The origins of the disease remain largely unclear. CRPS most likely is developed and maintained by both the central and peripheral nervous system. Possible contributors to CRPS include:  

• Ischemic reperfusion injury or oxidative stress^10-13  
• Peripheral and central sensitization^14-18  
• Altered sympathetic nervous system function or sympatho-afferent coupling^19-23  
• Nerve injury^24-26  
• Neurogenic inflammation and autoimmune dysfunction, including activated glial cells^27-31  
• Brain plasticity^32-35  
• Genetic and psychological factors/disuse^36-40      

The Role of Glial Cells    

Over the past decade, research on CRPS has focused on the role of glial cell activation in the perpetuation of CRPS. Increased glial cell activation has been demonstrated in patients with CRPS.^30,31 In addition, data from animal studies supports the hypothesis that limb fracture triggers afferent C-fiber substance P release, which signals chronic neuroglial activation.
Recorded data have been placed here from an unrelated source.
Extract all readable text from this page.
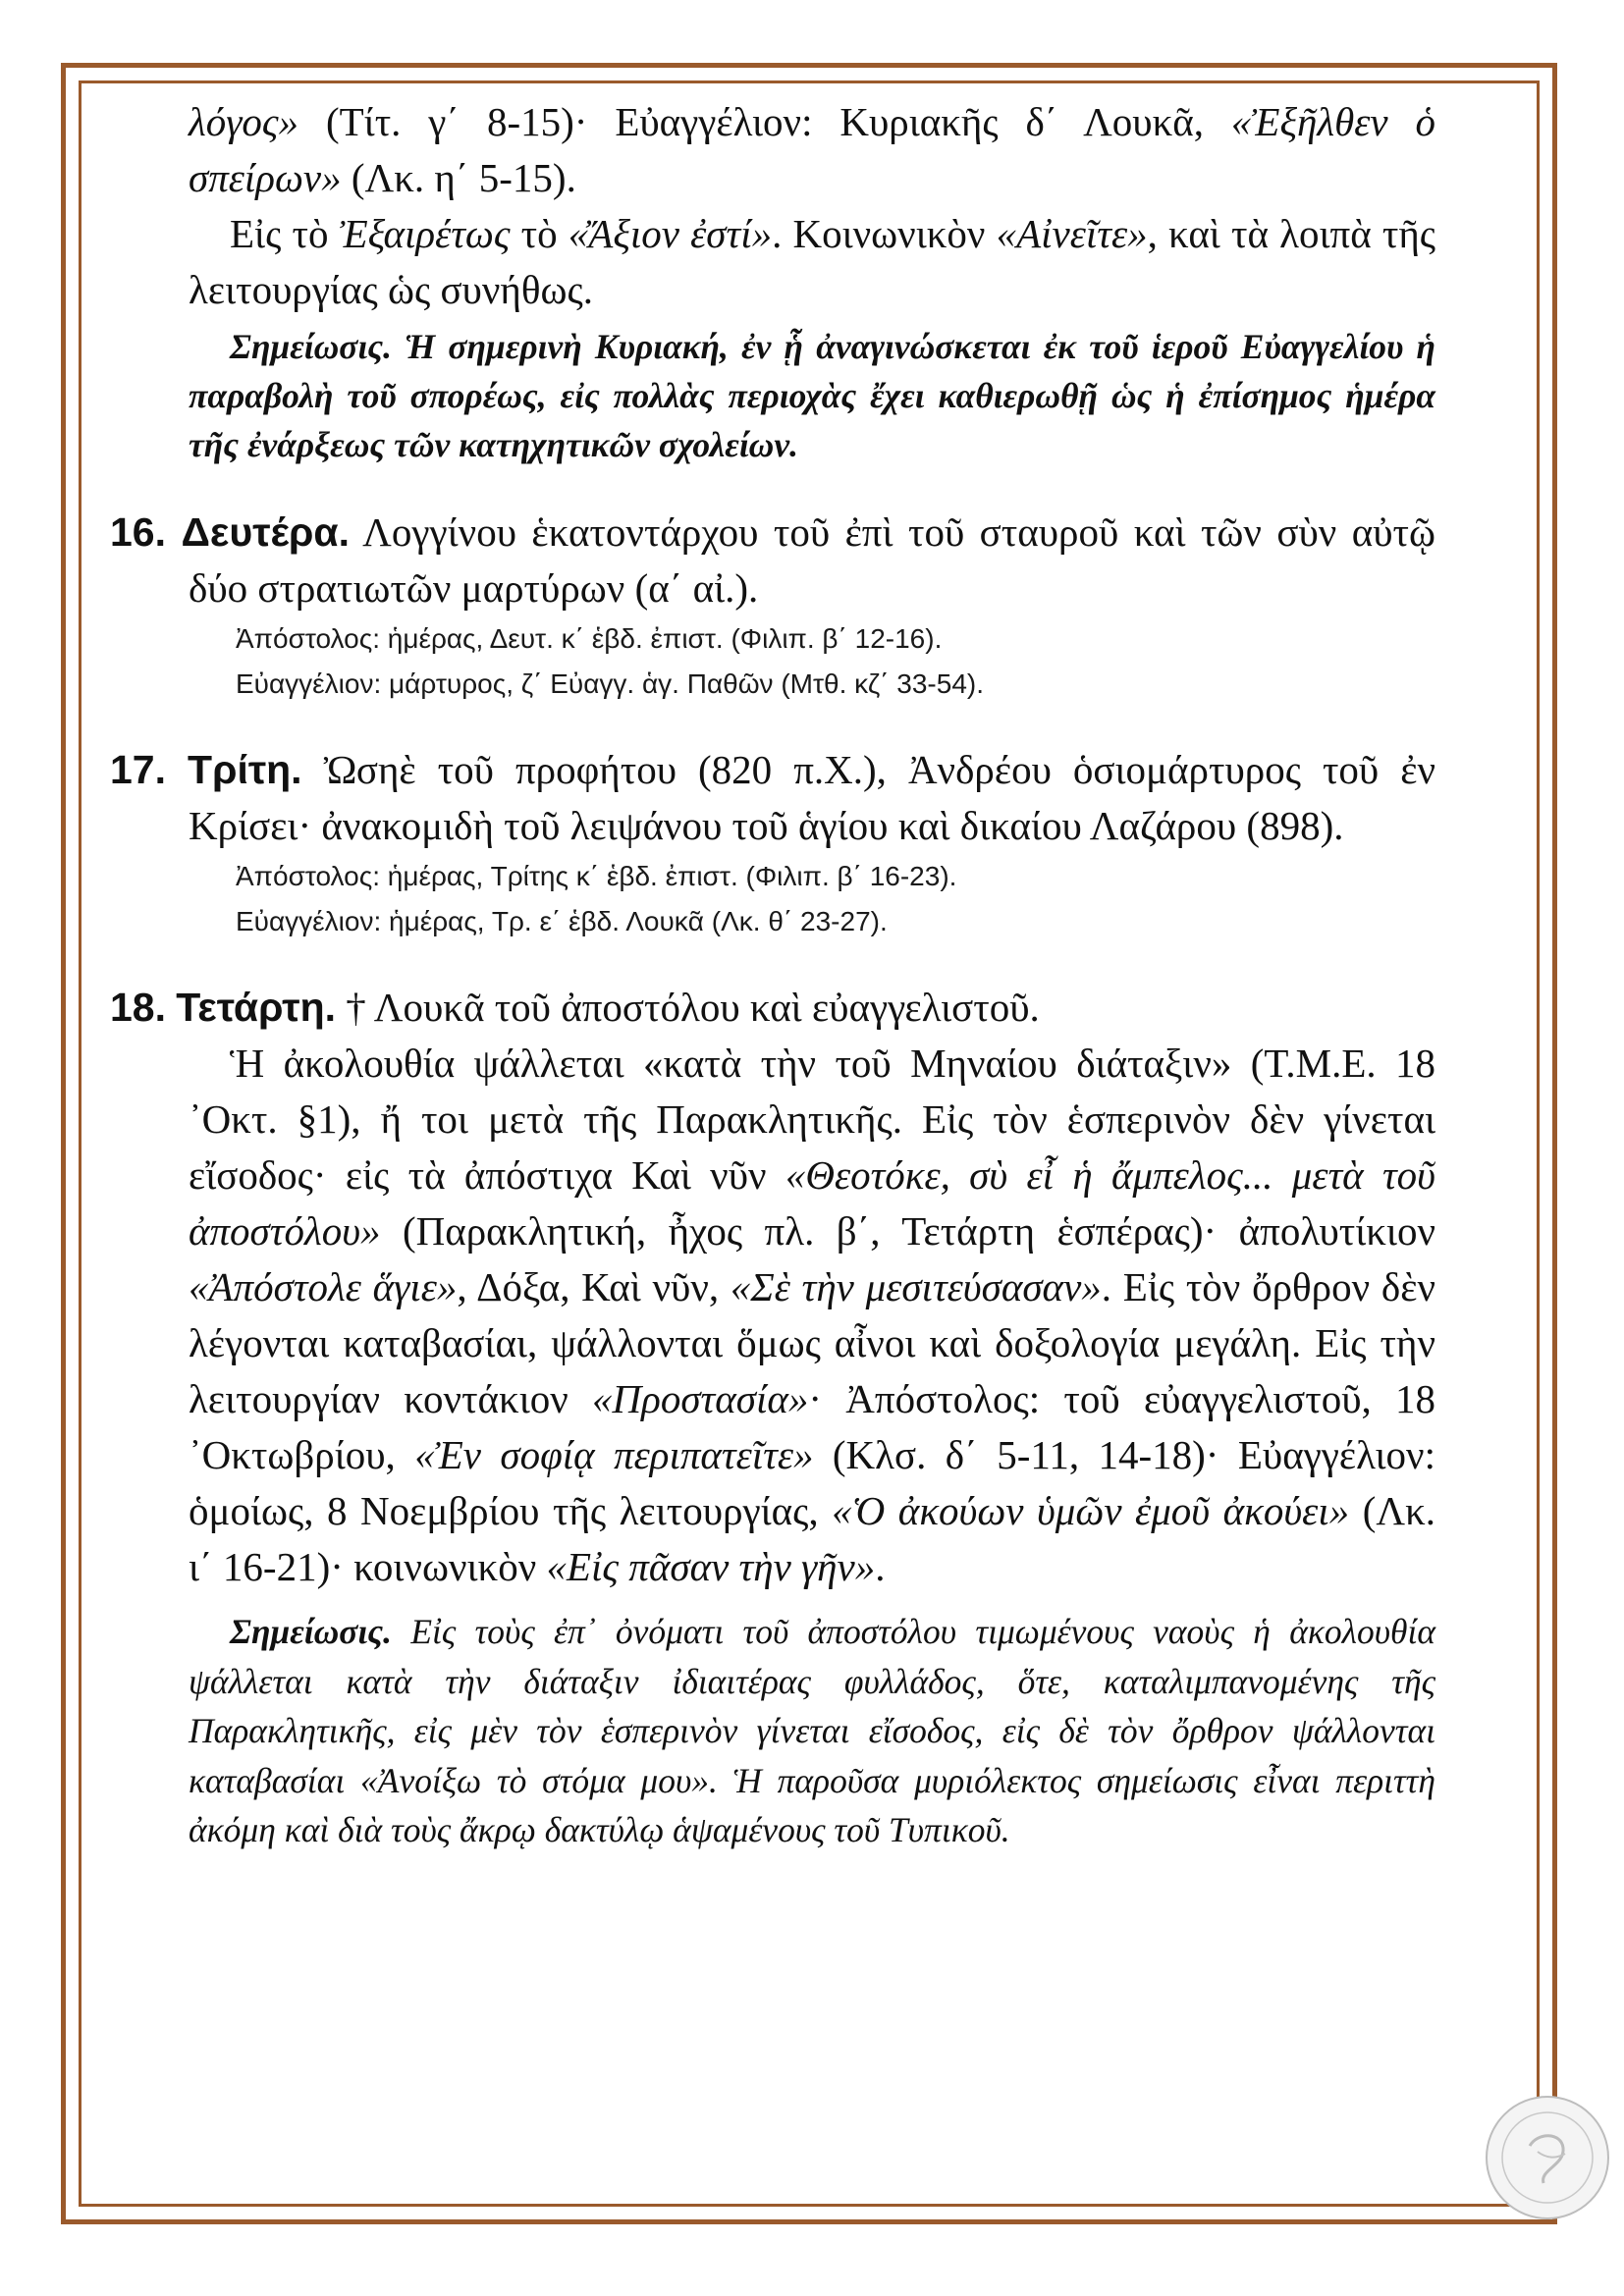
λόγος» (Τίτ. γ΄ 8-15)· Εὐαγγέλιον: Κυριακῆς δ΄ Λουκᾶ, «Ἐξῆλθεν ὁ σπείρων» (Λκ. η΄ 5-15).

Εἰς τὸ Ἐξαιρέτως τὸ «Ἄξιον ἐστί». Κοινωνικὸν «Αἰνεῖτε», καὶ τὰ λοιπὰ τῆς λειτουργίας ὡς συνήθως.

Σημείωσις. Ἡ σημερινὴ Κυριακή, ἐν ᾗ ἀναγινώσκεται ἐκ τοῦ ἱεροῦ Εὐαγγελίου ἡ παραβολὴ τοῦ σπορέως, εἰς πολλὰς περιοχὰς ἔχει καθιερωθῇ ὡς ἡ ἐπίσημος ἡμέρα τῆς ἐνάρξεως τῶν κατηχητικῶν σχολείων.

16. Δευτέρα. Λογγίνου ἑκατοντάρχου τοῦ ἐπὶ τοῦ σταυροῦ καὶ τῶν σὺν αὐτῷ δύο στρατιωτῶν μαρτύρων (α΄ αἰ.).

Ἀπόστολος: ἡμέρας, Δευτ. κ΄ ἑβδ. ἐπιστ. (Φιλιπ. β΄ 12-16).

Εὐαγγέλιον: μάρτυρος, ζ΄ Εὐαγγ. ἁγ. Παθῶν (Μτθ. κζ΄ 33-54).

17. Τρίτη. Ὠσηὲ τοῦ προφήτου (820 π.Χ.), Ἀνδρέου ὁσιομάρτυρος τοῦ ἐν Κρίσει· ἀνακομιδὴ τοῦ λειψάνου τοῦ ἁγίου καὶ δικαίου Λαζάρου (898).

Ἀπόστολος: ἡμέρας, Τρίτης κ΄ ἑβδ. ἐπιστ. (Φιλιπ. β΄ 16-23).

Εὐαγγέλιον: ἡμέρας, Τρ. ε΄ ἑβδ. Λουκᾶ (Λκ. θ΄ 23-27).

18. Τετάρτη. † Λουκᾶ τοῦ ἀποστόλου καὶ εὐαγγελιστοῦ.

Ἡ ἀκολουθία ψάλλεται «κατὰ τὴν τοῦ Μηναίου διάταξιν» (Τ.Μ.Ε. 18 ᾿Οκτ. §1), ἤ τοι μετὰ τῆς Παρακλητικῆς. Εἰς τὸν ἑσπερινὸν δὲν γίνεται εἴσοδος· εἰς τὰ ἀπόστιχα Καὶ νῦν «Θεοτόκε, σὺ εἶ ἡ ἄμπελος... μετὰ τοῦ ἀποστόλου» (Παρακλητική, ἦχος πλ. β΄, Τετάρτη ἑσπέρας)· ἀπολυτίκιον «Ἀπόστολε ἅγιε», Δόξα, Καὶ νῦν, «Σὲ τὴν μεσιτεύσασαν». Εἰς τὸν ὄρθρον δὲν λέγονται καταβασίαι, ψάλλονται ὅμως αἶνοι καὶ δοξολογία μεγάλη. Εἰς τὴν λειτουργίαν κοντάκιον «Προστασία»· Ἀπόστολος: τοῦ εὐαγγελιστοῦ, 18 ᾿Οκτωβρίου, «Ἐν σοφίᾳ περιπατεῖτε» (Κλσ. δ΄ 5-11, 14-18)· Εὐαγγέλιον: ὁμοίως, 8 Νοεμβρίου τῆς λειτουργίας, «Ὁ ἀκούων ὑμῶν ἐμοῦ ἀκούει» (Λκ. ι΄ 16-21)· κοινωνικὸν «Εἰς πᾶσαν τὴν γῆν».

Σημείωσις. Εἰς τοὺς ἐπ᾿ ὀνόματι τοῦ ἀποστόλου τιμωμένους ναοὺς ἡ ἀκολουθία ψάλλεται κατὰ τὴν διάταξιν ἰδιαιτέρας φυλλάδος, ὅτε, καταλιμπανομένης τῆς Παρακλητικῆς, εἰς μὲν τὸν ἑσπερινὸν γίνεται εἴσοδος, εἰς δὲ τὸν ὄρθρον ψάλλονται καταβασίαι «Ἀνοίξω τὸ στόμα μου». Ἡ παροῦσα μυριόλεκτος σημείωσις εἶναι περιττὴ ἀκόμη καὶ διὰ τοὺς ἄκρῳ δακτύλῳ ἁψαμένους τοῦ Τυπικοῦ.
That glial activation, in turn, may contribute to the ongoing central nociceptive sensitization in CRPS.⁴¹ Evidence suggests that microglial activation triggers proinflammatory responses—including release of cytokines—that leads to neuronal hyperexcitability, neurotoxicity, and chronic inflammation.⁴²

This research has led to investigation of pharmacotherapies to block glial cell activation in CRPS, including use of low-dose naltrexone and minocycline.

Brain Imaging Findings

Brain imaging research had vastly improved our understanding of CRPS and has demonstrated that CRPS is associated with abnormal brain system morphology. These morphologic changes result in dysregulation of pain processing in motor, sensory, affective pain, and autonomic systems.

For example, a 2014 study by Barad et al illustrated that patients with CRPS have a decreased volume of gray matter in pain-related affect regions in the brain including the dorsal insula, left orbitofrontal cortex, and several areas of the cingulate cortex.³² Patients also had a greater volume of gray matter in the bilateral dorsal putamen and right hypothalamus.